Since, cardinality is same for both domain and codomain, we can not have mapping like $f(1)=1,  f(2)=1$ because if it happened then at least one element remain unmapped in codomain, which result in $f$ being not onto but it is given that $f$ is onto. So every element in codomain has exactly one element in domain. Thus $f$ must be an one-to-one function.

NOTE: If $S$ is infinite then this result may not be true.
edited by
Nice explanation...
What is the meaning of this line " if f maps S onto S "?    Is it simply f : S--->S  ? or f : S--->S  is ONTO?

I think it is simply f : S--->S  , is'nt it.
No the second one you mentioned that mapping from function S to s is onto!

Thanks, buddy.


I am not sure but- 

If S is infinite then -
For infinite sets, Cardinality is defined in terms of comparision of sets.
Two sets A and B are equipotent(having the same cardinality ), if there exists a bijective function$ f: A  \rightarrow B$.
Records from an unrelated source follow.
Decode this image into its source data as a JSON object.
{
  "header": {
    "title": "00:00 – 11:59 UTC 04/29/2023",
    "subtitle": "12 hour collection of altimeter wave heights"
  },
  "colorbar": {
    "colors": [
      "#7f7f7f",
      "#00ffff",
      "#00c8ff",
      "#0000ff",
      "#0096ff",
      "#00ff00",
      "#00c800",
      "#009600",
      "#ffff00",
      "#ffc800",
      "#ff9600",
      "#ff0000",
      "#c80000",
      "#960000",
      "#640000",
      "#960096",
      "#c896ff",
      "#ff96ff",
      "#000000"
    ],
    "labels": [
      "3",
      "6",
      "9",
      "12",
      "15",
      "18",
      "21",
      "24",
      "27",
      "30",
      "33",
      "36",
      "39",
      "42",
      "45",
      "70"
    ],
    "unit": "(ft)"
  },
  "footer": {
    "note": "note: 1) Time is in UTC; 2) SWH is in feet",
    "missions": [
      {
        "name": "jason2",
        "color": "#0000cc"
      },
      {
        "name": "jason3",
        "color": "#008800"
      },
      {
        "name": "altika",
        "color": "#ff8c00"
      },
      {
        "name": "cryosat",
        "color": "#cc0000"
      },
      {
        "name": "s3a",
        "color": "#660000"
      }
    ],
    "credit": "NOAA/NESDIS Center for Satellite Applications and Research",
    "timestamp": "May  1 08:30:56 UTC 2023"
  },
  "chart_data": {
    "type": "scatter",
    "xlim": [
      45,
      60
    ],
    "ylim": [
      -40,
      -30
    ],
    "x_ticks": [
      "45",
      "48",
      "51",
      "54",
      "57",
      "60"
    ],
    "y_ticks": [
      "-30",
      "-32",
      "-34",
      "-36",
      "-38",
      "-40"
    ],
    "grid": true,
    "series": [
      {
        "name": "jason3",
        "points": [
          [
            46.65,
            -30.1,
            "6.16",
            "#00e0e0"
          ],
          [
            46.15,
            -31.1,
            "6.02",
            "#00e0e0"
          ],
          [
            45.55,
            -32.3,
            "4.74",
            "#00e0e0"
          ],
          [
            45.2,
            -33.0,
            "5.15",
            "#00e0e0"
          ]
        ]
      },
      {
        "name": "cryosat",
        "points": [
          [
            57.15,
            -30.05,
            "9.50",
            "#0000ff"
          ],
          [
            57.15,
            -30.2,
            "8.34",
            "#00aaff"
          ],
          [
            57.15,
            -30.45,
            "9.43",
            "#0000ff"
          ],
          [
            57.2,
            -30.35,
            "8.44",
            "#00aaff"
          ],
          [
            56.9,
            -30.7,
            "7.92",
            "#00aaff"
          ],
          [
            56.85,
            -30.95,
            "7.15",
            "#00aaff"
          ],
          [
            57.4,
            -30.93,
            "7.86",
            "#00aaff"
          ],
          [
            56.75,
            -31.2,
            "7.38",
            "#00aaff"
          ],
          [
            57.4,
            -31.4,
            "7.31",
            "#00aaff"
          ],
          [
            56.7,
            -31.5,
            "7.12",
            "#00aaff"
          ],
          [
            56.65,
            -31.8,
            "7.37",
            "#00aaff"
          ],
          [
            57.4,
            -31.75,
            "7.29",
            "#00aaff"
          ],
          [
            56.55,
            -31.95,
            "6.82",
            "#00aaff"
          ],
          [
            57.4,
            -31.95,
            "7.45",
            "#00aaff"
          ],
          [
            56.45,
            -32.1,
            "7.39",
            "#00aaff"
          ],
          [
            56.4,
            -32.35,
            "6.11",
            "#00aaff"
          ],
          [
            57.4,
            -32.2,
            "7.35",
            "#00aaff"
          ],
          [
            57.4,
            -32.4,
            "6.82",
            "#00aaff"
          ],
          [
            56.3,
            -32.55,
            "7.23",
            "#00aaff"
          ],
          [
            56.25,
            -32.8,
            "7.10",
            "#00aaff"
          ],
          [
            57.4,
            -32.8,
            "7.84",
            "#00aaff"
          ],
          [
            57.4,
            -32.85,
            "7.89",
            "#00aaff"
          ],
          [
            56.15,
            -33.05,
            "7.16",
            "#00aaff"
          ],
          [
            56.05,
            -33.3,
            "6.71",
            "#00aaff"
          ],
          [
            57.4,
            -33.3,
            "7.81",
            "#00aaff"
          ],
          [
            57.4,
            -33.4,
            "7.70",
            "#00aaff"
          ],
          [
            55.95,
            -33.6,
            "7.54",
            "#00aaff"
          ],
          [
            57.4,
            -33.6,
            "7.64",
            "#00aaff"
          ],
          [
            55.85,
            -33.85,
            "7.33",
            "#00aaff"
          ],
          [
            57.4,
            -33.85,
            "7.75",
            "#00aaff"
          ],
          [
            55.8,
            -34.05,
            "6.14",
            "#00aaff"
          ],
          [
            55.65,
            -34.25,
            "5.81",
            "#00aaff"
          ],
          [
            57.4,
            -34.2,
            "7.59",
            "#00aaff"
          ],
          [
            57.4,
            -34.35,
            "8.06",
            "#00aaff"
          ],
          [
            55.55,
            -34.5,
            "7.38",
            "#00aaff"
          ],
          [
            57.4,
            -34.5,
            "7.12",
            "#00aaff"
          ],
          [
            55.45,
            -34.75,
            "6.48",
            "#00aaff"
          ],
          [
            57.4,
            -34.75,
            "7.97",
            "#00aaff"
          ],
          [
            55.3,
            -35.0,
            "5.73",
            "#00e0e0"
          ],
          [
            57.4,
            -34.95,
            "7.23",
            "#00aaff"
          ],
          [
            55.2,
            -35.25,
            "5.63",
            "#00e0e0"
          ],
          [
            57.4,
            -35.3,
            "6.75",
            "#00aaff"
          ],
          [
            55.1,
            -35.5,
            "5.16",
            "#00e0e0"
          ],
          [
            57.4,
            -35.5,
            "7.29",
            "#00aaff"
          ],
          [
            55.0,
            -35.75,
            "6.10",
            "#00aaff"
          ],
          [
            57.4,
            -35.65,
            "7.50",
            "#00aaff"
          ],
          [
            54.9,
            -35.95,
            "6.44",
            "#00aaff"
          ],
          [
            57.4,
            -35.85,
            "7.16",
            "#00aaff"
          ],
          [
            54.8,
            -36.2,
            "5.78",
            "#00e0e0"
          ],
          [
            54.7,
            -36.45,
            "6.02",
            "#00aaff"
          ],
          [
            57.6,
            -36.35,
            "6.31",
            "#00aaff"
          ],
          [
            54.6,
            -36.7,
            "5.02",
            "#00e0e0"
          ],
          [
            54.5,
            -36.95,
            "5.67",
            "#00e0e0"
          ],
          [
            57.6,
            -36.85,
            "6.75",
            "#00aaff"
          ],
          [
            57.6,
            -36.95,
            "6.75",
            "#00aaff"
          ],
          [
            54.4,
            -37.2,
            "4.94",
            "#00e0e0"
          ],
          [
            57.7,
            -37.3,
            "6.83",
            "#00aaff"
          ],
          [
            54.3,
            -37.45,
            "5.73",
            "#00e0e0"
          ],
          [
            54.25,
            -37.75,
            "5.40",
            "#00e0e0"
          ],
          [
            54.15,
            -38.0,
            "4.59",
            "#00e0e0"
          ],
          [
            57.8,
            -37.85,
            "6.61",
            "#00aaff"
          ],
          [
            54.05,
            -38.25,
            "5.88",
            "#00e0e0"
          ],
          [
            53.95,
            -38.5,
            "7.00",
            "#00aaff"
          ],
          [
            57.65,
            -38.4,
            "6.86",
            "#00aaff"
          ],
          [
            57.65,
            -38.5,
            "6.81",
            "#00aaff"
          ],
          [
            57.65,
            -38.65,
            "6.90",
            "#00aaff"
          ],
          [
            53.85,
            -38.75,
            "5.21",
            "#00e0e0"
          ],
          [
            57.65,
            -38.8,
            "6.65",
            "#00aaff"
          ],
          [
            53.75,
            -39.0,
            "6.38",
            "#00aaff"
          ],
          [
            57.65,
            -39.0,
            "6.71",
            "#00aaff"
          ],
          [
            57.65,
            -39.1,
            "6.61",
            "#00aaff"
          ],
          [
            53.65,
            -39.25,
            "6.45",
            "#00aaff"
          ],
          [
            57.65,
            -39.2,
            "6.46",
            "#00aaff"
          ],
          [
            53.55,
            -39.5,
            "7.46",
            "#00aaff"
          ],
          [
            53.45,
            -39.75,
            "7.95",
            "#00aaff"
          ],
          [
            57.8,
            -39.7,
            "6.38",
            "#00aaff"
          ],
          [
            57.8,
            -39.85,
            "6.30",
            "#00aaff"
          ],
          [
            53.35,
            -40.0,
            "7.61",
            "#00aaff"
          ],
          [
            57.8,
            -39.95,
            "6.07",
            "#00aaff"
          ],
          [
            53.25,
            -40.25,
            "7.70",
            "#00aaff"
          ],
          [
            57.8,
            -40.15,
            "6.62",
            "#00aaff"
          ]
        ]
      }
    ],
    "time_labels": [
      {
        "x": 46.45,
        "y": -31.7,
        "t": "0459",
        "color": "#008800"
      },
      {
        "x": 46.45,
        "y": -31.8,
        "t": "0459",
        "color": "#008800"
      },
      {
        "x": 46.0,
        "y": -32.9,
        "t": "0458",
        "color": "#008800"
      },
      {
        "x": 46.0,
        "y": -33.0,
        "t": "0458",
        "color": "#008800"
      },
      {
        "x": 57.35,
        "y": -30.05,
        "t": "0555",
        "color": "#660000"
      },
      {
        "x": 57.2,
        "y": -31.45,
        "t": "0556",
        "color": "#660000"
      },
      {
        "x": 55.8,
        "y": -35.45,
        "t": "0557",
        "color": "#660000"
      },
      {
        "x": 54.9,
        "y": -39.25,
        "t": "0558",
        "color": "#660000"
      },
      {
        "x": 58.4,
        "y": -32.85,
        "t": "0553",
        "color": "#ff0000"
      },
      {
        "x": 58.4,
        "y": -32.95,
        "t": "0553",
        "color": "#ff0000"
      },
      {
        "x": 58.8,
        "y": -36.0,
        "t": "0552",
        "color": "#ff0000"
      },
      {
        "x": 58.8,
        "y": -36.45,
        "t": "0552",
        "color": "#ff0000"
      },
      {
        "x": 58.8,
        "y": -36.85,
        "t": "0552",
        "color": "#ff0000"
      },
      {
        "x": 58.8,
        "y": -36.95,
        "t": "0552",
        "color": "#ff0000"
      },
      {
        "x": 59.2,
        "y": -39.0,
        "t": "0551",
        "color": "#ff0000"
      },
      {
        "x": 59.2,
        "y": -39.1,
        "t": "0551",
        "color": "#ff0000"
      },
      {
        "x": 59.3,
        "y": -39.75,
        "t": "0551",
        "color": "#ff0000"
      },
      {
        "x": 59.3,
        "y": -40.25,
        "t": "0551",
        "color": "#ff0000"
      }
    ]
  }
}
Now for a countably infinite set. If it is given that f: S $\rightarrow$ S is a surjective(onto) function. And we know that they are equipotent. So they must be one to one.
Because it's given that f is onto. I can write function f as a composition of 2 counting functions  $g: S  \rightarrow N$ and $h: N \rightarrow S$ where N is set of natural numbers, such that f =hog(x)..
Note that writing f as a composition of g and h won't change this function. 

So, by the definition of countably infinite sets- g and h both are bijective functions so their composition is also bijective.

I wrote function f as a composition of 2 functions g:S→N and h:N→S.
This is fine..g and h are just counting functions so they are bijective.
But if f is onto but not one to one then one of these functions g and h must not be one to one..

So we can't write every f as a composition of these 2 functions..Only those f that are bijections can be written like this.

So the conclusion is - 
Above theorem is not valid for infinite sets whether they are countable or uncountable. 


Given f is onto. To prove f is one-to-one under the given condition that f maps S to S.

We can imagine it like there are n boxes(range) and n balls(domain) and each box has to be filled with at least one ball [Similar to onto property]

In the 1st round we put a ball in each of the boxes and if we are left with any extra ball then we place that in the 2nd round.

After finishing the 1st round we know that to fill up all the boxes we have needed n balls. 

Are we left with extra balls? No. 

Also we can observe that each ball has been kept in some different box that made it possible to fill all the n boxes -->Similar to one-to-one property.

Had we been left with extra balls then we would have put it again in one of the n boxes which would mean one box getting more than 1 balls --> not an one-to-one property. 


^ basically an application of pigeonhole principle. If domain had $n + 1$ elements and the codomain had $n$, then atleast two domain elements would map to the same codomain element.